Adam iş başında belli olur
[A] Kişinin değeri yaptığı işle belli olur. İşinde gösterdiği başarı, başarıdan dolayı şımarmayış ve etrafına karşı saygılı davranış o kişinin değerini belli eder.
Adam kıtlığında
[D] Değerli kişilerin yokluğu veya çok az olduğu zamanda.
Adam kıtlığında, (koyunun olmadığı yerde) keçiye Abdurrahman Çelebi derler
[A] Bazı zamanlarda toplumların belli kesimlerinde değerli olgun kimseler bulunmayabilir. İşte bu zamanda daha az kıymetli, daha az yetenekli kişiler bunların yerini almaya çalışırlar.
Adam oğlu çiğ süt emmiş
[A] Tam eğitilmemiş tam olgunlaşmamış, fakat olgun gibi görünen insanların günün birinde hiç umulmayan bir hareketi ile karşılaşmak mümkündür.
Adam oğlunun elinden uçan ile kaçan kurtulmaz
[A] Kişi bir işi yapmaya karar verdiği zaman bütün gücünü kullanarak onu mutlaka başarır.
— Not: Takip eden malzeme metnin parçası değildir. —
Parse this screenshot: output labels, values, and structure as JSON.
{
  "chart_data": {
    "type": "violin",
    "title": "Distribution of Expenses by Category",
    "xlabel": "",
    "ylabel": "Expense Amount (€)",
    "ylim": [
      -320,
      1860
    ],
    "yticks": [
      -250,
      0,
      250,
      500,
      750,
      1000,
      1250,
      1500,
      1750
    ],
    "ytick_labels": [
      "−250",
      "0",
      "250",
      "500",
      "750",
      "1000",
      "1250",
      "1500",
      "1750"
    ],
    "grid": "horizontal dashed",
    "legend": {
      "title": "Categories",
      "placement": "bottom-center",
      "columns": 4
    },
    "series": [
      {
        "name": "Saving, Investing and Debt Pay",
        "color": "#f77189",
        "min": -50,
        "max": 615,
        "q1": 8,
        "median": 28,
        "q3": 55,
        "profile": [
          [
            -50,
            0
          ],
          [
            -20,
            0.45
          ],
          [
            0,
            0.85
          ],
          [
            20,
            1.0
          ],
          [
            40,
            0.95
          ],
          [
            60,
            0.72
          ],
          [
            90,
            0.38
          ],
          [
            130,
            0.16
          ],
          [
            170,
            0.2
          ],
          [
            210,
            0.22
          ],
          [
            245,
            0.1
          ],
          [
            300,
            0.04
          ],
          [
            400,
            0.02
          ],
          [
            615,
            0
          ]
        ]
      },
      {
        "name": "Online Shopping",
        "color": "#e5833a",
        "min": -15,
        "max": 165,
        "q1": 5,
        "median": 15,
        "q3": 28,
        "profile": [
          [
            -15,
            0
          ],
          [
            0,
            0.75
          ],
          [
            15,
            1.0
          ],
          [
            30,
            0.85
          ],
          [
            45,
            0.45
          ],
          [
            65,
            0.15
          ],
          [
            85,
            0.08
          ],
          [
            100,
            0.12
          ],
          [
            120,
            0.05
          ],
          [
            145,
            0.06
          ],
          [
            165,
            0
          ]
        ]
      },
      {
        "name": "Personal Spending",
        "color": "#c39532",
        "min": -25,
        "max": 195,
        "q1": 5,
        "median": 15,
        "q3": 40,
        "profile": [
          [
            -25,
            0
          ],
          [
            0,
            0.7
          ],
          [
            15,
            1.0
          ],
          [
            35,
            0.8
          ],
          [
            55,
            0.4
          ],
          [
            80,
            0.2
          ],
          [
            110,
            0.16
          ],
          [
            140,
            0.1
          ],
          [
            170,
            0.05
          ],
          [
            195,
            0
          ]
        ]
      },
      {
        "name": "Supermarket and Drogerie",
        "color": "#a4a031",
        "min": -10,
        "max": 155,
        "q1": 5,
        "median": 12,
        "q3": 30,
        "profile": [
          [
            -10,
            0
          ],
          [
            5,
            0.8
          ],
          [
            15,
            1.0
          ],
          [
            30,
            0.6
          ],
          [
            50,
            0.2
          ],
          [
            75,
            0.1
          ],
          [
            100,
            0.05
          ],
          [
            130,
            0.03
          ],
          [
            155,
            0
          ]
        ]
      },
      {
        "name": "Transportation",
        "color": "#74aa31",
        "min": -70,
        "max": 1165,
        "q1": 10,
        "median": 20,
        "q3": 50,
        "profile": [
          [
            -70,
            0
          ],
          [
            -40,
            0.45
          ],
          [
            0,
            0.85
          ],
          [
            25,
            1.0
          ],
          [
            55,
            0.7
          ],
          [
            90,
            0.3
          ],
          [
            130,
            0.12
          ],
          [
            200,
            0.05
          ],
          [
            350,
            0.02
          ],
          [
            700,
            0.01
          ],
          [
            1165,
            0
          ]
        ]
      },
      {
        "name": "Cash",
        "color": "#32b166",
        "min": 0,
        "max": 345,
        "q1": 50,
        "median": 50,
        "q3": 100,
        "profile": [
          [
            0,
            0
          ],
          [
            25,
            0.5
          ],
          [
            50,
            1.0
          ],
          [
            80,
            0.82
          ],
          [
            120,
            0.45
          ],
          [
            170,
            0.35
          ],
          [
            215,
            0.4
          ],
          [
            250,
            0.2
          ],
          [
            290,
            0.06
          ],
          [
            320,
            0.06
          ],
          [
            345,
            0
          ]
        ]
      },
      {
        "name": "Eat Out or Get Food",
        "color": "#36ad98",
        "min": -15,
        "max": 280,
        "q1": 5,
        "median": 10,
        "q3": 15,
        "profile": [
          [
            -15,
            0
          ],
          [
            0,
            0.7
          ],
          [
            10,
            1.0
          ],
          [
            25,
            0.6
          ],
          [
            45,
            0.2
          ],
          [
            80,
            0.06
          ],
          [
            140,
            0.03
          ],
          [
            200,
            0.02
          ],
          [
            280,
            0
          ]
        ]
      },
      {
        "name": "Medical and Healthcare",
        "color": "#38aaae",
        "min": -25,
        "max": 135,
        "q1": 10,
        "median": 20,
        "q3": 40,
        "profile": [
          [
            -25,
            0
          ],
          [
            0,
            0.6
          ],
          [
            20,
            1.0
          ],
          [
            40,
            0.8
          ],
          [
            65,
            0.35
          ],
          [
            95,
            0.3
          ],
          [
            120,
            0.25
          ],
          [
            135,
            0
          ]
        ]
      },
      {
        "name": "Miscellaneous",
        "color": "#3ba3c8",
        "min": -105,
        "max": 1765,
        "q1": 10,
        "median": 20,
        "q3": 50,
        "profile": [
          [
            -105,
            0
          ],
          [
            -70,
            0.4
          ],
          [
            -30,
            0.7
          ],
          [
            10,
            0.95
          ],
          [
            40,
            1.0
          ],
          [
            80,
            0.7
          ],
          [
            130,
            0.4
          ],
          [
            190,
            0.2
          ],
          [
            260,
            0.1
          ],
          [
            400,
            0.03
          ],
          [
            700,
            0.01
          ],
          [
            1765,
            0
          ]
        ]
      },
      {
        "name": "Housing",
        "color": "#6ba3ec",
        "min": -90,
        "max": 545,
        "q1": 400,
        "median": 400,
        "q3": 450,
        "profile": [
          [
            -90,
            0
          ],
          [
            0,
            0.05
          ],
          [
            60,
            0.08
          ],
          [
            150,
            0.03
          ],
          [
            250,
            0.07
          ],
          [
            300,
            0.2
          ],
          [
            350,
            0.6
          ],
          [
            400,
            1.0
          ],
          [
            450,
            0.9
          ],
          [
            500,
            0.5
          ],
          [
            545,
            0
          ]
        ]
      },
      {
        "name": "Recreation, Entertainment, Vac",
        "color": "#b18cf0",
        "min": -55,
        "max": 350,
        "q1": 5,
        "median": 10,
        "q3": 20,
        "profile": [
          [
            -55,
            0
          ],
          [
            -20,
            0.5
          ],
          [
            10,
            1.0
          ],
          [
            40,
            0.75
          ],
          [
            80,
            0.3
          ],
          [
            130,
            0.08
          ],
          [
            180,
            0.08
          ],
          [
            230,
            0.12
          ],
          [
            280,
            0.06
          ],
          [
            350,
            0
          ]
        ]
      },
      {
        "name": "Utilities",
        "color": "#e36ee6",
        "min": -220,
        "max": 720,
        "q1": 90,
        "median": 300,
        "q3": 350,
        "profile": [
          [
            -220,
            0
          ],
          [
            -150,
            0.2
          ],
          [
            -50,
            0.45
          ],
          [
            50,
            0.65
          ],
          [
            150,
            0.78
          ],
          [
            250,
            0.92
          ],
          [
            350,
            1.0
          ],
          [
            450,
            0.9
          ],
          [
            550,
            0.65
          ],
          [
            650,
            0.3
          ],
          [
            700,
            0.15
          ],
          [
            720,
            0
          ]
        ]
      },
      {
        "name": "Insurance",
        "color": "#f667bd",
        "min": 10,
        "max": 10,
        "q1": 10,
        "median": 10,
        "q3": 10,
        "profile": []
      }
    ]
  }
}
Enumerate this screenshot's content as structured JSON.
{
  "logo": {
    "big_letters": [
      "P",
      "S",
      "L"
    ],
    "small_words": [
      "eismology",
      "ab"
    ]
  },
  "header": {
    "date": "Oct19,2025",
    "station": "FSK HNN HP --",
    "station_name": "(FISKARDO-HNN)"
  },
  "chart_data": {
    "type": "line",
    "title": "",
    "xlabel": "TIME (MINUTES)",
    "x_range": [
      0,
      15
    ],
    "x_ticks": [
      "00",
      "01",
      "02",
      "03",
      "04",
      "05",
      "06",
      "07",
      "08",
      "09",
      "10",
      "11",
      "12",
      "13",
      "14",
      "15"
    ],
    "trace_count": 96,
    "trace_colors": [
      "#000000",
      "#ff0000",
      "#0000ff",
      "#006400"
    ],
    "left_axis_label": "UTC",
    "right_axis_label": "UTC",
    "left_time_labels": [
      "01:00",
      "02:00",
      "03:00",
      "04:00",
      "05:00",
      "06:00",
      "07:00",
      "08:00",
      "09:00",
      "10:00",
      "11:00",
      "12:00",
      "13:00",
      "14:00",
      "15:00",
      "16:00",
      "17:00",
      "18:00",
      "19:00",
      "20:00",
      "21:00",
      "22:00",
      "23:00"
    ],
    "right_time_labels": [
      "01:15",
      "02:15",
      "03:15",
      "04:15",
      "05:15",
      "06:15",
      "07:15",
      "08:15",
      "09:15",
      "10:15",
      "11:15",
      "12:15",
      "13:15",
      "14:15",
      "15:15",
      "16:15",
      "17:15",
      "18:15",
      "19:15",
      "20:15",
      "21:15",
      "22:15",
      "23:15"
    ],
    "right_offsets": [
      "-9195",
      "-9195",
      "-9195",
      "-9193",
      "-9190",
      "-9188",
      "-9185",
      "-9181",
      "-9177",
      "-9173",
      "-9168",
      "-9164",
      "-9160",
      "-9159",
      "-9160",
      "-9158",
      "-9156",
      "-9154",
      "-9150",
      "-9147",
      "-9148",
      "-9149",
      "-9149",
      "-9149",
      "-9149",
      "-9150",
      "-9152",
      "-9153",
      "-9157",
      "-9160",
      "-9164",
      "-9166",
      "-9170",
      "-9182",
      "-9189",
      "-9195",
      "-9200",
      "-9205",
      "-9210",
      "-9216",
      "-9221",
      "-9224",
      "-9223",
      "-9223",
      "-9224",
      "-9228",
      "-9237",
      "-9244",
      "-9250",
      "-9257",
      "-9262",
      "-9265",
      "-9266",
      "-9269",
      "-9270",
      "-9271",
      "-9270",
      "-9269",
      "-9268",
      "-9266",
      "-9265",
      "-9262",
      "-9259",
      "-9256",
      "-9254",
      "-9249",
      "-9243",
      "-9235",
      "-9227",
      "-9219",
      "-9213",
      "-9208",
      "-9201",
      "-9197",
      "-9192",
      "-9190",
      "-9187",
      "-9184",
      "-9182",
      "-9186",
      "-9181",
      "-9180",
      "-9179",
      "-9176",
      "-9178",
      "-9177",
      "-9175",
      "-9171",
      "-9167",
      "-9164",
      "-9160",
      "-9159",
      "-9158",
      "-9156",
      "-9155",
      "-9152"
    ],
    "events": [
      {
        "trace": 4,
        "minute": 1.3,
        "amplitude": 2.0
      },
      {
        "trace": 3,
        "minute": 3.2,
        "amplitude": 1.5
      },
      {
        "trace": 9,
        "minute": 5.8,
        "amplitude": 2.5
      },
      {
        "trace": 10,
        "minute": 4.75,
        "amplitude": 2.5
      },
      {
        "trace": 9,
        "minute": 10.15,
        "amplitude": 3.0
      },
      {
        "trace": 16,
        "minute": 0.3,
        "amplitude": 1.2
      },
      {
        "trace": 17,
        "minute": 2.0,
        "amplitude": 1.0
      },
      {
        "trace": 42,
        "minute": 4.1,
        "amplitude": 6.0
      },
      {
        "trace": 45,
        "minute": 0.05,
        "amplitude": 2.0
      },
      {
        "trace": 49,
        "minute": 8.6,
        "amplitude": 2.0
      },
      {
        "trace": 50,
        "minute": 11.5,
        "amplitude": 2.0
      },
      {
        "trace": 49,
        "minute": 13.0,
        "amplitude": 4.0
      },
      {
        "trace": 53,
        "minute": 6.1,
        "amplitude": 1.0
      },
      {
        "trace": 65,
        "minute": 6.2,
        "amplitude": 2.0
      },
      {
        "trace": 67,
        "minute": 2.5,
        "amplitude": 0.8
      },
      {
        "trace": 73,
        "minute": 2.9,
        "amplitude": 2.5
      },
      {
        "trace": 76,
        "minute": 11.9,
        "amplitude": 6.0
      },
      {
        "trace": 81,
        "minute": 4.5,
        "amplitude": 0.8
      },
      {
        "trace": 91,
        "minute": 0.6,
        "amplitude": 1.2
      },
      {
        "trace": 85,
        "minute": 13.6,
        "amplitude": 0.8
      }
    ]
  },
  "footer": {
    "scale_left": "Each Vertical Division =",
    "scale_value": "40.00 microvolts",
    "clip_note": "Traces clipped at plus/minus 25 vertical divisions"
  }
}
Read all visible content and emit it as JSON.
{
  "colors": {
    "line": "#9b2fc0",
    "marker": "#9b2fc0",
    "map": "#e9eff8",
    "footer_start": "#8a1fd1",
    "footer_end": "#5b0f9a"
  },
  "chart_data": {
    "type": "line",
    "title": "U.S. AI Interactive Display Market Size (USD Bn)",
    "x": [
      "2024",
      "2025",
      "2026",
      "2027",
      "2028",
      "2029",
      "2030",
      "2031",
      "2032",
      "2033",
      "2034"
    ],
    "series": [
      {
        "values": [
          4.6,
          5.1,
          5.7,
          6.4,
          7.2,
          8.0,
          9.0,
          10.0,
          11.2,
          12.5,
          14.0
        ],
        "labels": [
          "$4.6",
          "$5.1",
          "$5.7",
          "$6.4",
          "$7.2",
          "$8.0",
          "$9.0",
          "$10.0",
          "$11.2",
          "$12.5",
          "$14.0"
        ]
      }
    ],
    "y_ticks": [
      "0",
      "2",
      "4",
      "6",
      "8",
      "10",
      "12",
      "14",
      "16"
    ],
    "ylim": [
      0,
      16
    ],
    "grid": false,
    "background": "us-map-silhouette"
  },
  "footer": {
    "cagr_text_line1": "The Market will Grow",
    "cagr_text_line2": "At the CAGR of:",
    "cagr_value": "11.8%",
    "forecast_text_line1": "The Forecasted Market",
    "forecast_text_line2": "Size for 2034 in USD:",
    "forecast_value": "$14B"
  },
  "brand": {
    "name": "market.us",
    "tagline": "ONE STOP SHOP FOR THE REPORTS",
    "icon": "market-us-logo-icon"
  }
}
Azim ve sebat ile bütün güçlükleri yenmek mümkündür.
Adam olacağına büyüdükçe cüdam oluyor
[A] Kişilerin yaşı ilerledikçe edindikleri bilgi, eğitim ve görgüleri artar. Bu nedenle olgunlaşırlar, olgunlaşmaları gerekir. Bazı kişiler de bu durumda olmazlar, yaşları ilerledikçe olgun insan olacakları yerde kötü insan olurlar.
Adam olana bir söz yeter
[A] İyi yetiştirilmiş bir insana bir söz söylemek kafidir. O kimse, söyleneni tekrar ettirmeden yerine getirir. İyi yetiştirilmemiş kişi ise tekrar tekrar söylenen sözleri uygulamakta ihmal gösterir. Söyleneni bir defada yapmak yetişmiş insan olmanın göstergesidir.
Adam oluncaya kadar daha dokuz fırın ekmek ister
[A] Bir toplumda olgun kişi olmak için birçok tecrübe kazanmak gerekmektedir. Kişinin kusursuz bir davranışa sahip olması bazen çok zaman alır. Hele yeteneksiz kişilerin bu duruma gelmeleri daha da çok zaman alır.
Adam sarrafı
[D] İnsanları iyi tanıyan, iyi ve kötü insanları çabuk tanıyıp seçebilen.
Adama dayanma ölür, ağaca dayanma yıkılır
[A] Kişi başarı sağlamak için bazı destekler ister. Hiçbir destek devamlı olmaz. Kişi başkasına değil, kendi yeteneğine güvenmelidir.
Adama dönmek
[D] Zor, kötü durumda iken iyi bir duruma gelmek. Düzelmek.
Adamın adı çıkacağına canı çıksın
[A] Toplum içinde insan her zaman dürüst ve anlayışlı davranmalıdır. Toplumun çıkarını gözetmelidir. Böyle yapmaz da kendi çıkarını gözetirse, başkalarına kötülük yapar, kötülük isterse kötü bir nam bırakır. Bu nam kişi öldükten sonra da devam eder. Hatta çocuklarına bile geçer, etki eder. Bunun içindir ki kişi adını kötüleyecek her davranıştan özellikle kaçınmalıdır.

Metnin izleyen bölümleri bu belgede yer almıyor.